The IGG no doubt derives his mandate from the Constitution.  The Commissioner for Land Registration also derives powers from the Constitution.

 

The IGG has accordingly no mandate to reverse the decisions of the Commissioner for Land Registration who derives authority from the Registration of Titles Act.

 

The IGG’s mandate stops at pronouncing him/herself on matters of who has an interest in land for example, who is a bona fide purchaser for value and on whether any fraudulent actions have been unearthed.

 

The consequences therefrom can then only be adjudicated and decided upon by the Courts of law.

 

The above position was upheld in LivercotImpex Ltd and UIA Vrs. Attorney General and Your Choice – Misc. Cause 173/2010.

 

Prerogative Orders were also discussed in the case of Jet Tumwebaze Vrs.
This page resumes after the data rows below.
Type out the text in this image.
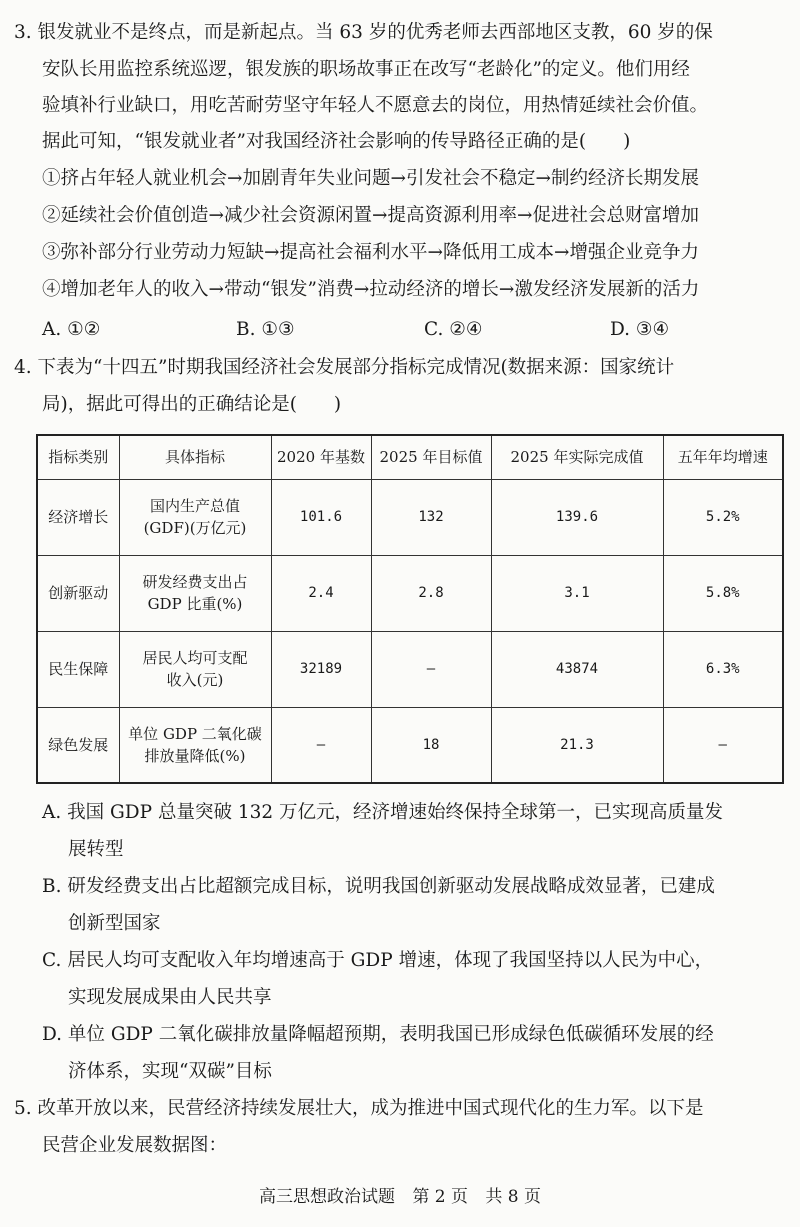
3. 银发就业不是终点，而是新起点。当 63 岁的优秀老师去西部地区支教，60 岁的保
安队长用监控系统巡逻，银发族的职场故事正在改写“老龄化”的定义。他们用经
验填补行业缺口，用吃苦耐劳坚守年轻人不愿意去的岗位，用热情延续社会价值。
据此可知，“银发就业者”对我国经济社会影响的传导路径正确的是(　　)
①挤占年轻人就业机会→加剧青年失业问题→引发社会不稳定→制约经济长期发展
②延续社会价值创造→减少社会资源闲置→提高资源利用率→促进社会总财富增加
③弥补部分行业劳动力短缺→提高社会福利水平→降低用工成本→增强企业竞争力
④增加老年人的收入→带动“银发”消费→拉动经济的增长→激发经济发展新的活力
A. ①②	B. ①③	C. ②④	D. ③④
4. 下表为“十四五”时期我国经济社会发展部分指标完成情况(数据来源：国家统计
局)，据此可得出的正确结论是(　　)
指标类别	具体指标	2020 年基数	2025 年目标值	2025 年实际完成值	五年年均增速
经济增长	国内生产总值
(GDF)(万亿元)	101.6	132	139.6	5.2%
创新驱动	研发经费支出占
GDP 比重(%)	2.4	2.8	3.1	5.8%
民生保障	居民人均可支配
收入(元)	32189	—	43874	6.3%
绿色发展	单位 GDP 二氧化碳
排放量降低(%)	—	18	21.3	—
A. 我国 GDP 总量突破 132 万亿元，经济增速始终保持全球第一，已实现高质量发
展转型
B. 研发经费支出占比超额完成目标，说明我国创新驱动发展战略成效显著，已建成
创新型国家
C. 居民人均可支配收入年均增速高于 GDP 增速，体现了我国坚持以人民为中心，
实现发展成果由人民共享
D. 单位 GDP 二氧化碳排放量降幅超预期，表明我国已形成绿色低碳循环发展的经
济体系，实现“双碳”目标
5. 改革开放以来，民营经济持续发展壮大，成为推进中国式现代化的生力军。以下是
民营企业发展数据图：
高三思想政治试题 第 2 页 共 8 页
Makerere University Council – Civil application 87/2005.    There in Certiorari was defined as an order to quash a decision which is ultra vires or vitiated by an error on the face of the record.

 

A declaration on the other hand is a pronouncement by Court after considering the evidence of an existing legal situation.

 

A declaration enables a party to discover what his/her legal position is about the matter the subject of declaration and thus open the way to the party concerned to resort to other remedies to give effect to the legal position.

 

Mandamus is an order issued to compel performance of a statutory duty by a public officer imposed on him/her by statute.

 

This application is partly based on the ground that the parties have settled out of Court.

 

To me this means the parties have decided to resolve their disagreements without necessarily removing the issue of whether the action of the IGG amounted to irrationality and irregularity.Following the authority of Jet Tumwebaze (supra), the declaration sought would not enable the parties discover their rights and hence persue the necessary remedies available.

 

The submission that the IGG was not duly constituted in my view is not supported by the pleadings but rather a submission/evidence from the bar.  There is nothing in the report, letter, application or otherwise that supports this position.  May be Court should have been asked to take judicial notice of the fact that at that time, the IGG office was not duly constituted.  The prayer that the IGG acted in excess of his authority and hence a declaration to that effect for not being duly constituted cannot stand.

 

However an Order of Certiorari to quash the directives of the IGG to the Commissioner Land Registration to cancel the Applicant’s Certificate of Title is in order and called for as it was issued in excess of the authority and mandate of the office of the IGG which has its own mandate that does not extend to other offices/institutions duly mandated under the Constitution and enabling laws.

 

To that extent the directives were ultra vires.

 

The order for prohibition can also not stand since having ordered Certiorari on grounds of ultra vires and therefore the report/directives quashed then there stands nothing to prohibit.

 

Finally, the order for an Injunction can no longer hold water since the actions supposed to be affected by the injunction have already been covered by the consent and hence the prayer is overtaken by events.

 

It is the decision of this court therefore that this application succeeds in respect of the prayers for the orders for Certirorari as the IGG’s report was ultra vires and erroneous.    The orders arising therefrom cannot be enforced and it is quashed together with the said Orders/directives.

 

Costs to the Applicants.

 

 

Godfrey Namundi

Judge

28/02/2014

 

 

28/2/2014:

NabothMuhairwe for Applicant

Muhammed Amin – Director of Applicant present

Respondents absent

 

Court:                   Ruling read in open court.